How Google Works – Eric Schmidt and Jonathan Rosenberg
How Google Works is another great book from Silicon Valley. Many Technology Business bestsellers tend to originate from Silicon Valley. Thanks, Eric and Jonathan for offering insights on Google. I think the intent of writing this book is also to help people at Google. (A great orientation guide). You both have been very generous investing your time writing this book. At DCKAP, I have recommended everyone to read How Google Works. It helps in transparency and also to build on our skills. Here are notes I took from the book.
Technical Insights: When you work on a product, you need to know what the technical differentiator is. A new product should be driven by Technical Insights. Why are we building this product? What is the technical insight? Is it me too product or is the product direction driven by strong technical insights?
Technical Leaders: Product differentiation is the new way to sell. What product features aid selling? Is sales a seamless process? One thing which was fascinating was to understand technology selling. Technical people are the superstars. Products at Google are run by people with a strong technical background. Sundar Pichai ascending to be the CEO of Google is a great example of this. He is a technology leader. The ones running the company should be product people. Scaling should be a key part of your strategy.

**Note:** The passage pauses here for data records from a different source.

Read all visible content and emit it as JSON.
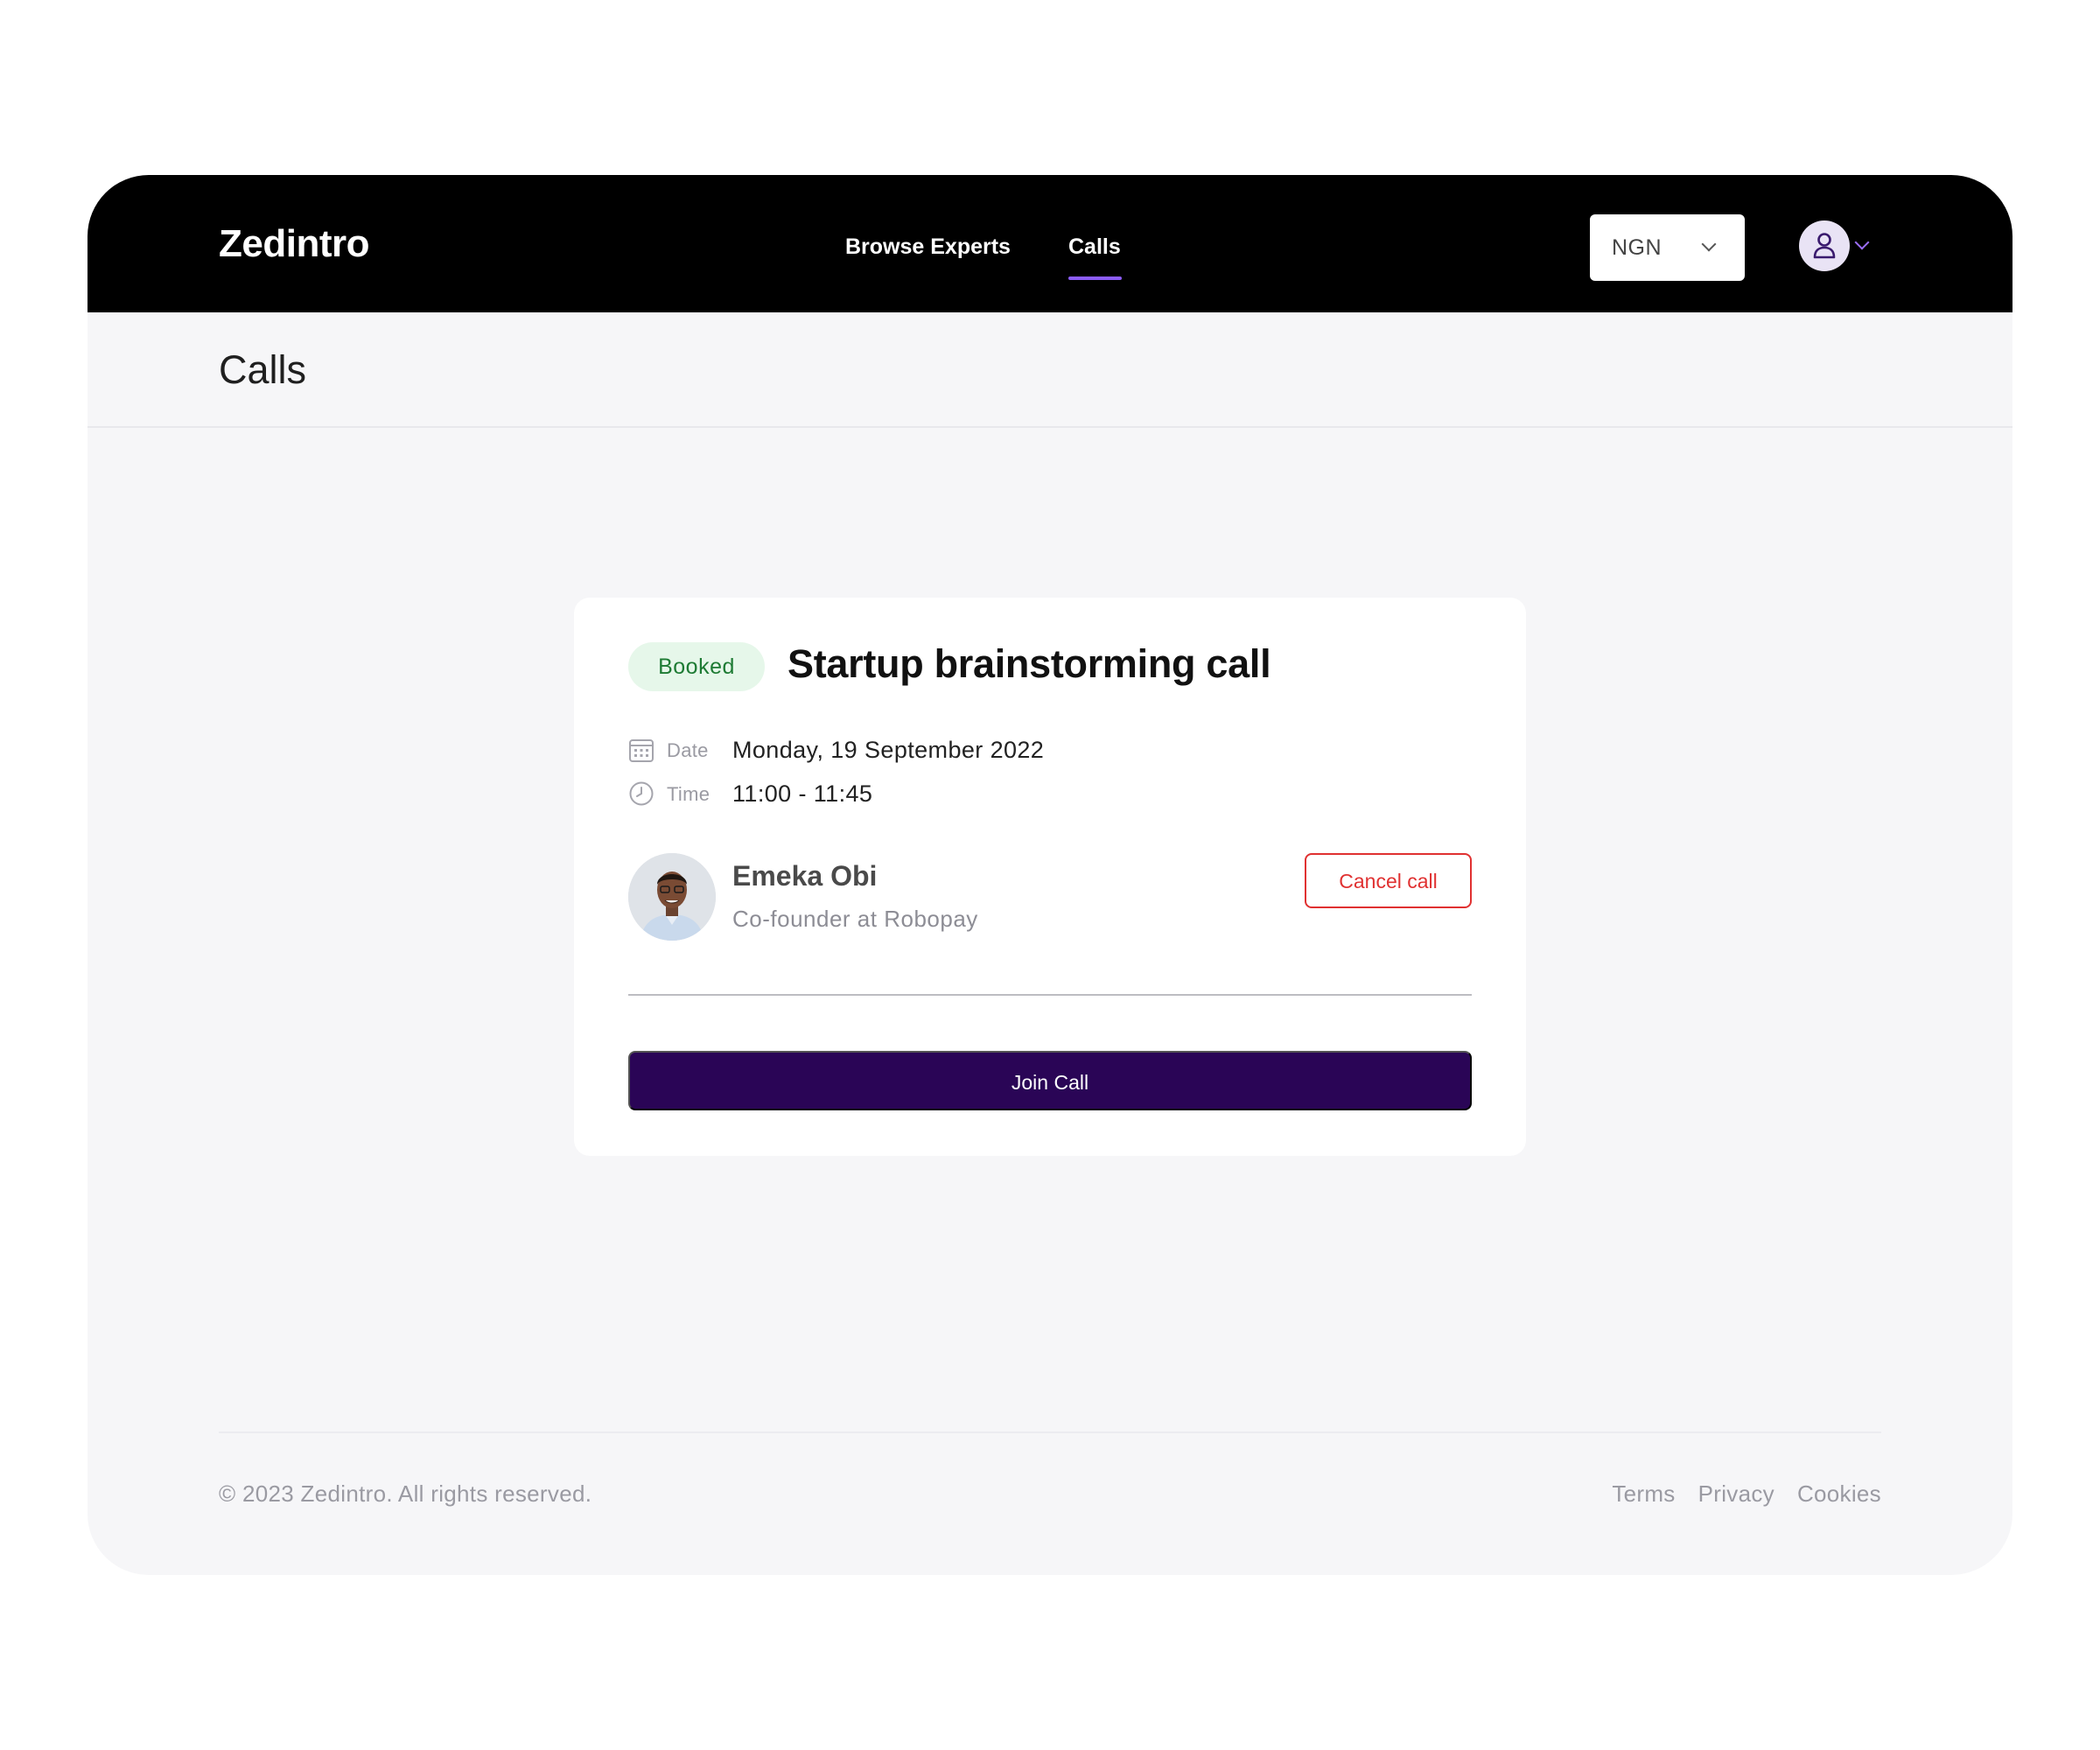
{
  "app": {
    "name": "Zedintro"
  },
  "nav": {
    "links": [
      {
        "label": "Browse Experts",
        "active": false
      },
      {
        "label": "Calls",
        "active": true
      }
    ],
    "accent_color": "#8b5cf6"
  },
  "currency": {
    "selected": "NGN"
  },
  "user_menu": {
    "icon": "user-icon"
  },
  "page": {
    "title": "Calls"
  },
  "call": {
    "status": "Booked",
    "status_color": "#1e7b34",
    "title": "Startup brainstorming call",
    "date_label": "Date",
    "date_value": "Monday, 19 September 2022",
    "time_label": "Time",
    "time_value": "11:00 - 11:45",
    "expert": {
      "name": "Emeka Obi",
      "role": "Co-founder at Robopay"
    },
    "cancel_label": "Cancel call",
    "cancel_color": "#e03131",
    "join_label": "Join Call",
    "join_color": "#2a0556"
  },
  "footer": {
    "copyright": "© 2023 Zedintro. All rights reserved.",
    "links": [
      "Terms",
      "Privacy",
      "Cookies"
    ]
  }
}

Hiring: Eric and Jonathan offer a hiring guide and they dedicate a chapter on this book. What is the most important thing you do at work? – ‘Hiring’. I highly recommend every Human Resource professional to read this chapter on Hiring and also the entire book. Majority of your workforce should be engineers. Invest in technical talent. Post-reading this book, we created our own hiring guide for DCKAP. Hiring learning animals is the key. Hire people for what they don’t know and not for what they already know. Are they curious? Don’t hire just based on their ability to code on a particular language. What books are you reading right now? Can I see your phone (to know what apps one is using? Hiring is a group decision and not an individual call (as the person being hired can work on any team). ‘Pay outrageously smart people, outrageously well’ – quote from the book.
Smart Creatives: This word is used extensively across the book. A Smart creative has a deep technical knowledge and is also a learning animal. He/she is curious. The emphasis is also to Think Big. It will become hard to retain Smart Creatives if we do not provide them with challenging work or a big problem to solve. Credits for Google employees are provided throughout the book. It was good to read more on what the Smart Creatives at Google did (Marissa Mayer, Sheryl Sandberg and more). Bigger problems attract big talent. Thinking Big is a powerful recruiting and retention tool.
Office Design & Crowded offices: This was an interesting learning and something I learned. Offices should be crowded. Open spaces aids interaction. Do not work in silos. When no one has a private office, no one complains about it. Be very generous with resources that are needed to do the work and stingy with stuff that is not critical (fancy furniture). Employees should have the option to retire to a quiet place when needed (more meeting rooms). Humans are at their best when they are surrounded by social controls and crowded offices help this. These are quotes from the book.
Transparency and Free Flow of Information: In a technology business free flow of information is vital. Open Communication and everyone being aware of what is happening in the company is the best way to run a business. Have company-wide weekly meetings where people discuss or ask anything. We started Weekly Voices at our workplace. Whenever possible, avoid secret organizational documents. Open up calendars of all staff so anyone can see what other people are working on. OKRs (Objective, Key Results) should be public. Snippets (keeping note of daily tasks for anyone to see) was also interesting.
Platforms/Community: Great companies are built on great communities (or) ecosystems and this is talked about in the book as well (Not extensively). Spend a vast majority of your time thinking about product, community, and platform.
Other interesting notes/quotes from the book: Praise is underappreciated and underused as a management tool. Focus on the user, money will follow. Products that get better and gather momentum should be rewarded with more resources. Products that stagnate should not. Encourage employees to ask hard questions. Could you make your products so great that customers want to stay even if they don’t want to? What percentage of your products are built on unique technical insights? Does a company aggressively reward and promote people who have a big impact on creating excellent products?
Thanks, Eric and Jonathan. Happy Reading.